The formula that Ulf used to calculate the 81% (I have no idea how he came up with that without a fluid mechanics textbook). .

I assumed the necessary amount of work required for acceleration.
To achieve the same diesel output in the same amount of time with a cross-sectional area that is halved, the velocity must be doubled.
According to the formula W = m/2 * v², four times the energy is required, which must be supplied through pressure.
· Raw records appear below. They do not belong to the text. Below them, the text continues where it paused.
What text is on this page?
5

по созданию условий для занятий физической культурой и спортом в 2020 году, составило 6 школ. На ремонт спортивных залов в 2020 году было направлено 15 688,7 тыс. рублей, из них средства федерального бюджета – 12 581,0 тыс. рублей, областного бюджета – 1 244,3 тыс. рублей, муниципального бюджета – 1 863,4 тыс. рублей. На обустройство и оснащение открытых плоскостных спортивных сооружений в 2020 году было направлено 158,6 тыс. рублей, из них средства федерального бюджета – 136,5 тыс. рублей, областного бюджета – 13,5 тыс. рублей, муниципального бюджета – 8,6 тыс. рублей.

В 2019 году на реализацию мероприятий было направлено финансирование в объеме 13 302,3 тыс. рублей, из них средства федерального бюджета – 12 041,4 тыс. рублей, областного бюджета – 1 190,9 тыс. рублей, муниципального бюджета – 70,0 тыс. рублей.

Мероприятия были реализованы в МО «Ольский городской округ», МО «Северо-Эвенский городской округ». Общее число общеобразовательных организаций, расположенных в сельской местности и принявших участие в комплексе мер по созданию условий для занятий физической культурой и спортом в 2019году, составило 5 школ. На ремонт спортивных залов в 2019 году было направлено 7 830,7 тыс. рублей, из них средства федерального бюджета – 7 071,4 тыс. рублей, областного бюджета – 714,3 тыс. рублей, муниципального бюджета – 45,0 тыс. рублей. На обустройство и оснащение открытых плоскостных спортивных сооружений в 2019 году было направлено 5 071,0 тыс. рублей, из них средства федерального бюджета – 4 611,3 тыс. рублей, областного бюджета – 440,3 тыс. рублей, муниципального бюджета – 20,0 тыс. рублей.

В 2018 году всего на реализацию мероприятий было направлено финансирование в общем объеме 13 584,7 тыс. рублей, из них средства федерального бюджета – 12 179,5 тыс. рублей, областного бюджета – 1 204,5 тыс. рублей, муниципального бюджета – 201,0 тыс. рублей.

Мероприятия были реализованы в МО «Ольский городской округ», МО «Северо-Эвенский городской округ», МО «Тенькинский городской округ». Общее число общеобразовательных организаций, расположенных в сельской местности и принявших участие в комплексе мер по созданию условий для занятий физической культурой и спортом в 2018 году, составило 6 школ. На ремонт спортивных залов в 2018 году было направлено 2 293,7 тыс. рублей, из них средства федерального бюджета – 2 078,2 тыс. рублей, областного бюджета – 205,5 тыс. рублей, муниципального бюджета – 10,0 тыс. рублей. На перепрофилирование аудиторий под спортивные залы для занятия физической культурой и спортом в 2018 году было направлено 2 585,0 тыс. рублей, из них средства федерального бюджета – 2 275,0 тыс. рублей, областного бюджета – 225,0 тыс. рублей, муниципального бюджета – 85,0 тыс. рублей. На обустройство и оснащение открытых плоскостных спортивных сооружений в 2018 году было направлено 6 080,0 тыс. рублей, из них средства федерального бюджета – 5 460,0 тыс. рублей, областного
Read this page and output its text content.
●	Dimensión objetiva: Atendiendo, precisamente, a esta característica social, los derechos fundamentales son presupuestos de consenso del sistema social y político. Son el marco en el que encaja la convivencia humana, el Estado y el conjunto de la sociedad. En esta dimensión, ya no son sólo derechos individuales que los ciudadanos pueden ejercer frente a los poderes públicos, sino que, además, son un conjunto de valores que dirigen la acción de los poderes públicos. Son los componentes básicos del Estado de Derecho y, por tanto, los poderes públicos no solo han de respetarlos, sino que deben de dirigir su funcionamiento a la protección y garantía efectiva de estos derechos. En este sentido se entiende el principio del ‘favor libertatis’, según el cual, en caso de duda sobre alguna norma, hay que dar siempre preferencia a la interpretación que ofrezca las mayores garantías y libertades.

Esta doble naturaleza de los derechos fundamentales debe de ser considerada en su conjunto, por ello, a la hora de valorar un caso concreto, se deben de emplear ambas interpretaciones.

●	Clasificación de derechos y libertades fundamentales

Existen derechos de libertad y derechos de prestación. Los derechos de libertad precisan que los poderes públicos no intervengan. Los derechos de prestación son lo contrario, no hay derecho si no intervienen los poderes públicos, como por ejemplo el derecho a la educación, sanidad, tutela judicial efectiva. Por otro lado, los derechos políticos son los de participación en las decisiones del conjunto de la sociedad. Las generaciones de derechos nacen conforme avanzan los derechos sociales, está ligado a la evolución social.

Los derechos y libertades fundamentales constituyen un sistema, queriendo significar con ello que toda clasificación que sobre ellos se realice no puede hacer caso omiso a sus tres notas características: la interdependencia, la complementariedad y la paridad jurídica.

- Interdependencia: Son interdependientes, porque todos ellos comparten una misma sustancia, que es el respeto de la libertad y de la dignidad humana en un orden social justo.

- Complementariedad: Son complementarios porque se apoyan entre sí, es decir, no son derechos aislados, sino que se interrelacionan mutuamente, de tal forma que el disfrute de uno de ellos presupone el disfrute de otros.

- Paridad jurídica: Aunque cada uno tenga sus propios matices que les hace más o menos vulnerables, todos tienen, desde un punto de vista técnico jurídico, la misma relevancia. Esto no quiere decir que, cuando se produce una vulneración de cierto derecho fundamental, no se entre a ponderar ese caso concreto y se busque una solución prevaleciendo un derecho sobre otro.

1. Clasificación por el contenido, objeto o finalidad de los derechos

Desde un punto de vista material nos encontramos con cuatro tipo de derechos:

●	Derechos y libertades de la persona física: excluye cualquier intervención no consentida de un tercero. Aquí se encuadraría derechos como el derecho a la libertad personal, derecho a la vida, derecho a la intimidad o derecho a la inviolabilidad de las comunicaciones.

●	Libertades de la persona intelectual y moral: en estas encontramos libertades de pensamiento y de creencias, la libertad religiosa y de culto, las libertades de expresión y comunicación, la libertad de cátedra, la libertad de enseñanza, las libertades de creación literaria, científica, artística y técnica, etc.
Therefore, four times the pressure is necessary.
Alternatively, with a 10% larger cross-section: 0.9 times the speed -> 0.81 times the pressure.

Hi,

If it helps... following the "AU" (vehicle inspection) report that I have here (from when the workshop tried to convince me that the car was not emitting excessive fumes), the following:

Idle speed min: 5043 according to vehicle data (I have no idea where they got that from), tolerance is, as Ulf said, 4800-5200.

And below are the results of the three high-revving tests: 5073, 5082, and 5053.

The initial speed was exactly 905 (idle speed) each time, which indicates that the control unit can maintain this perfectly, but the other one doesn't quite achieve it.

The engine, as indicated in the signature, is an ASV.

Best regards,

Jan.

Jan6K wrote:

Abregeldrehzahl min: 5043 (according to vehicle data, I have no idea where this information comes from). to read it out) . . .

Hi again.

During my vehicle inspection (TÜV), the engine speed is measured at the battery (!!) by analyzing the sine wave remnants of the rectified charging voltage.

For this, the translation of "Motor-Lima" (pulley diameter) must be known, as well as the magnetic structure of the alternator (number of poles and related details).
That is to say, using the wrong bra could potentially drive the TÜV inspectors crazy – especially if they don't have an alternative measurement method.

Most likely, VP-TDIs fall within a range of +/- 30 percent of the tolerance around the mean value.